Caste and social reformation movements, and why they haven't has any effect on our society despite operating for hundreds of years.
In which society are there no evils? Tying all evils with caste and forgetting everything else can be detrimental to this society we've constructed. Our movement shouldn't be divisive, and destructive but elevatory.
"I only ask you to go forward and to complete the practical realization of human progress that has been laid out in the most perfect order by our ancestors. I only ask you to work to realize more and more the Vedantic ideal of the solidarity of man and his inborn divine nature."

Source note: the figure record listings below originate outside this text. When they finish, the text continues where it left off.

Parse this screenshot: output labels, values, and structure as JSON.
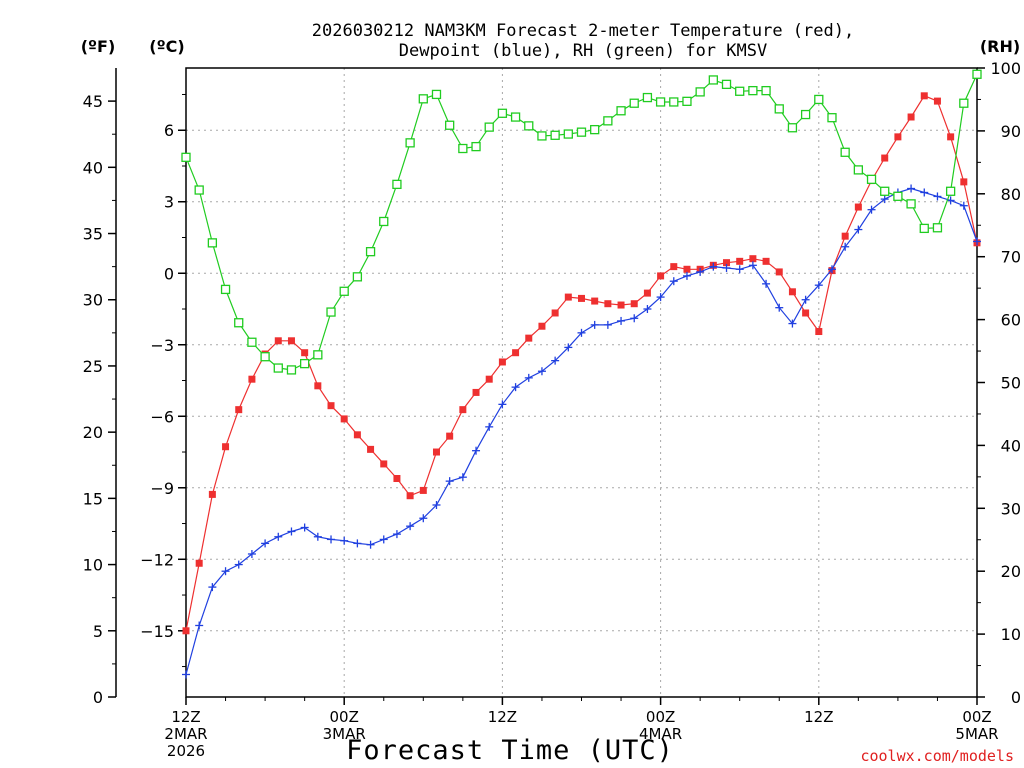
{
  "chart_data": {
    "type": "line",
    "title_line1": "2026030212 NAM3KM Forecast 2-meter Temperature (red),",
    "title_line2": "Dewpoint (blue), RH (green) for KMSV",
    "unit_f": "(ºF)",
    "unit_c": "(ºC)",
    "unit_rh": "(RH)",
    "xlabel": "Forecast Time (UTC)",
    "credit": "coolwx.com/models",
    "x_hours": [
      0,
      1,
      2,
      3,
      4,
      5,
      6,
      7,
      8,
      9,
      10,
      11,
      12,
      13,
      14,
      15,
      16,
      17,
      18,
      19,
      20,
      21,
      22,
      23,
      24,
      25,
      26,
      27,
      28,
      29,
      30,
      31,
      32,
      33,
      34,
      35,
      36,
      37,
      38,
      39,
      40,
      41,
      42,
      43,
      44,
      45,
      46,
      47,
      48,
      49,
      50,
      51,
      52,
      53,
      54,
      55,
      56,
      57,
      58,
      59,
      60
    ],
    "xlim": [
      0,
      60
    ],
    "ylim_f": [
      0,
      47.5
    ],
    "ylim_rh": [
      0,
      100
    ],
    "x_ticks": [
      {
        "h": 0,
        "lines": [
          "12Z",
          "2MAR",
          "2026"
        ]
      },
      {
        "h": 12,
        "lines": [
          "00Z",
          "3MAR"
        ]
      },
      {
        "h": 24,
        "lines": [
          "12Z"
        ]
      },
      {
        "h": 36,
        "lines": [
          "00Z",
          "4MAR"
        ]
      },
      {
        "h": 48,
        "lines": [
          "12Z"
        ]
      },
      {
        "h": 60,
        "lines": [
          "00Z",
          "5MAR"
        ]
      }
    ],
    "f_ticks": [
      "0",
      "5",
      "10",
      "15",
      "20",
      "25",
      "30",
      "35",
      "40",
      "45"
    ],
    "c_ticks": [
      {
        "c": -15,
        "label": "−15"
      },
      {
        "c": -12,
        "label": "−12"
      },
      {
        "c": -9,
        "label": "−9"
      },
      {
        "c": -6,
        "label": "−6"
      },
      {
        "c": -3,
        "label": "−3"
      },
      {
        "c": 0,
        "label": "0"
      },
      {
        "c": 3,
        "label": "3"
      },
      {
        "c": 6,
        "label": "6"
      }
    ],
    "rh_ticks": [
      "0",
      "10",
      "20",
      "30",
      "40",
      "50",
      "60",
      "70",
      "80",
      "90",
      "100"
    ],
    "series": [
      {
        "name": "2-meter Temperature",
        "axis": "F",
        "color": "#ee3030",
        "marker": "filled-square",
        "values": [
          5.0,
          10.1,
          15.3,
          18.9,
          21.7,
          24.0,
          25.9,
          26.9,
          26.9,
          26.0,
          23.5,
          22.0,
          21.0,
          19.8,
          18.7,
          17.6,
          16.5,
          15.2,
          15.6,
          18.5,
          19.7,
          21.7,
          23.0,
          24.0,
          25.3,
          26.0,
          27.1,
          28.0,
          29.0,
          30.2,
          30.1,
          29.9,
          29.7,
          29.6,
          29.7,
          30.5,
          31.8,
          32.5,
          32.3,
          32.3,
          32.6,
          32.8,
          32.9,
          33.1,
          32.9,
          32.1,
          30.6,
          29.0,
          27.6,
          32.2,
          34.8,
          37.0,
          39.0,
          40.7,
          42.3,
          43.8,
          45.4,
          45.0,
          42.3,
          38.9,
          34.3
        ]
      },
      {
        "name": "Dewpoint",
        "axis": "F",
        "color": "#2040e0",
        "marker": "plus",
        "values": [
          1.7,
          5.4,
          8.3,
          9.5,
          10.0,
          10.8,
          11.6,
          12.1,
          12.5,
          12.8,
          12.1,
          11.9,
          11.8,
          11.6,
          11.5,
          11.9,
          12.3,
          12.9,
          13.5,
          14.5,
          16.3,
          16.6,
          18.6,
          20.4,
          22.1,
          23.4,
          24.1,
          24.6,
          25.4,
          26.4,
          27.5,
          28.1,
          28.1,
          28.4,
          28.6,
          29.3,
          30.2,
          31.4,
          31.8,
          32.1,
          32.5,
          32.4,
          32.3,
          32.6,
          31.2,
          29.4,
          28.2,
          30.0,
          31.1,
          32.3,
          34.0,
          35.3,
          36.8,
          37.6,
          38.1,
          38.4,
          38.1,
          37.8,
          37.5,
          37.1,
          34.4
        ]
      },
      {
        "name": "RH",
        "axis": "RH",
        "color": "#20cc20",
        "marker": "open-square",
        "values": [
          85.8,
          80.6,
          72.2,
          64.8,
          59.5,
          56.4,
          54.1,
          52.3,
          52.0,
          53.0,
          54.4,
          61.2,
          64.5,
          66.8,
          70.8,
          75.6,
          81.5,
          88.1,
          95.1,
          95.8,
          90.9,
          87.2,
          87.5,
          90.6,
          92.8,
          92.2,
          90.8,
          89.2,
          89.3,
          89.5,
          89.8,
          90.2,
          91.6,
          93.2,
          94.4,
          95.3,
          94.6,
          94.6,
          94.7,
          96.2,
          98.1,
          97.4,
          96.3,
          96.4,
          96.4,
          93.5,
          90.5,
          92.6,
          95.0,
          92.1,
          86.6,
          83.8,
          82.3,
          80.4,
          79.6,
          78.4,
          74.5,
          74.6,
          80.4,
          94.4,
          99.0
        ]
      }
    ]
  }
}
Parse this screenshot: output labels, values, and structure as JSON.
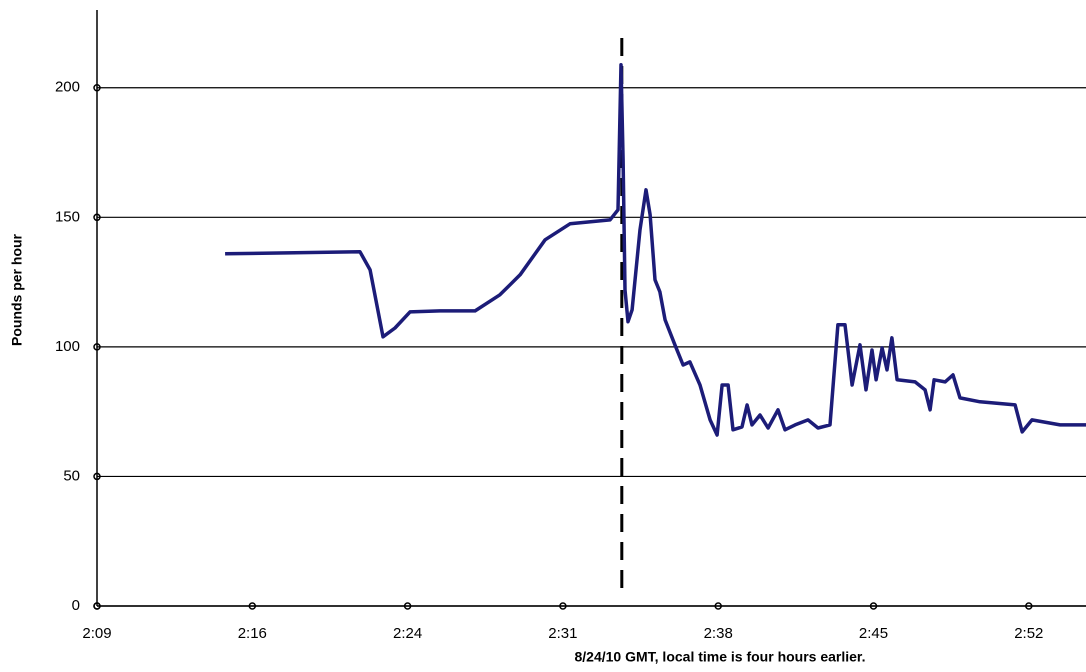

"everything we have now to do was laid out years ago by our ancient law-givers, and they actually anticipated all the different changes that have taken place and are still to take place in our national institutions. They also were breakers of caste, but not like modern men."
What caste-reformers calling for "annihilation of all caste" do not understand is that every human aspired for (ideal) Brahminness not because they were rich of powerful as were the role models of the western world, but the epitome of spirituality and anti-worldliness.
Materialism was and will always be a curse dragging human beings down. The detachment our scriptures preach will only permeate society if we can accept the vedantic truth of oneness of all beings and the aspiration towards this ultimate spiritual realisation of God.
Brahmin, therefore becomes a concept we aspire to, to abide by, that ultimately puts us above governance.
Wow. How apt is this for the situation we face today?